Greetings everyone...

I have a rather advanced SPSS question related to rotations in a factor
analysis, and I sincerely hope that one of the gurus out there will know the
answer.

Here's a little background on the problem:

SPSS has an implementation of the direct oblimin rotation strategy that can
be used when an oblique set of rotated factors is desired. The purpose of
direct oblimin rotation is to minimize the covariance of the squared
loadings in distinct columns. The loss function for direct oblimin rotation
as defined by McDonald (1985, p.86) contains a parameter known as "gamma"
that can be set to a value between zero and one. As gamma increases from
zero to one, the factors become less and less correlated. Unfortunately,
SPSS does not seem to directly adhere to the definitional formula for direct
oblimin rotation. Rather than providing the ability to adjust the gamma
parameter, SPSS instead provides access to a parameter known as "delta",
which is not a part of the definitional formula. The delta parameter seems
to operate in the opposite direction of the formally defined gamma
parameter, in that high values of delta yield higher correlations among
factors. According to the SPSS manual, the highest correlations among
factors are achieved when delta is left at its default value of zero,
however the maximum value of delta (which actually yields the highest
correlations) seems to be 0.80. As delta decreases into the negative range,
the factors become more and more orthogonal.

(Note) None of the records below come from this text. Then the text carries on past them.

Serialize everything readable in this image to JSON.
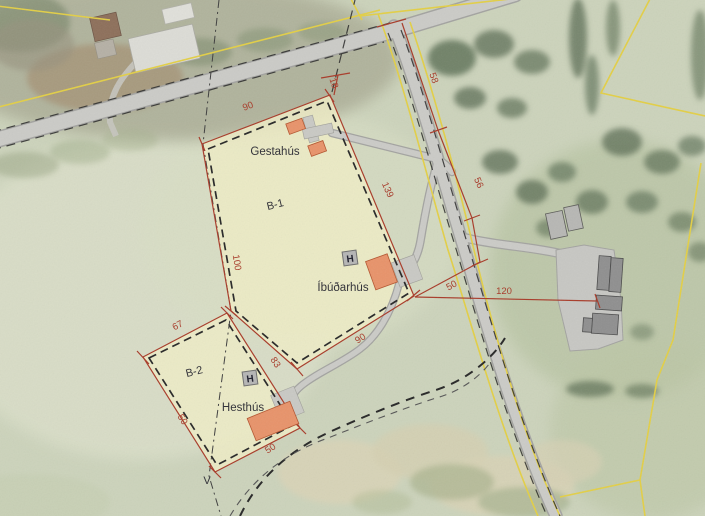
{
  "map": {
    "title": "Site development plan over aerial photo",
    "labels": {
      "b1": "B-1",
      "b2": "B-2",
      "guesthouse": "Gestahús",
      "residence": "Íbúðarhús",
      "stable": "Hesthús"
    },
    "markers": {
      "h1": "H",
      "h2": "H",
      "v": "V"
    },
    "dimensions": {
      "b1_top": "90",
      "b1_road_setback": "18",
      "b1_east": "139",
      "b1_west": "100",
      "b1_south": "90",
      "b2_north": "67",
      "b2_east": "83",
      "b2_west": "50",
      "b2_south": "50",
      "road_upper": "58",
      "road_lower": "56",
      "corner_to_road": "50",
      "corner_to_farm": "120"
    },
    "colors": {
      "parcel_fill": "#eeecc6",
      "dimension_red": "#a83a28",
      "cadastral_yellow": "#e3cf45",
      "building_orange": "#e8936a",
      "road_grey": "#cbcbc7"
    }
  }
}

Given all of the background information listed above, here's my question:

Mathematically, what is this"delta" parameter that SPSS provides, and how
does it relate to the definitional formula? Does it have a basis in
literature, or did the good people at SPSS invent it? If anyone has any
information on this topic, please reply to this post. I've scoured the web
for a solution, and have found absolutely nothing.

Thank you in advance for your help!

-Dan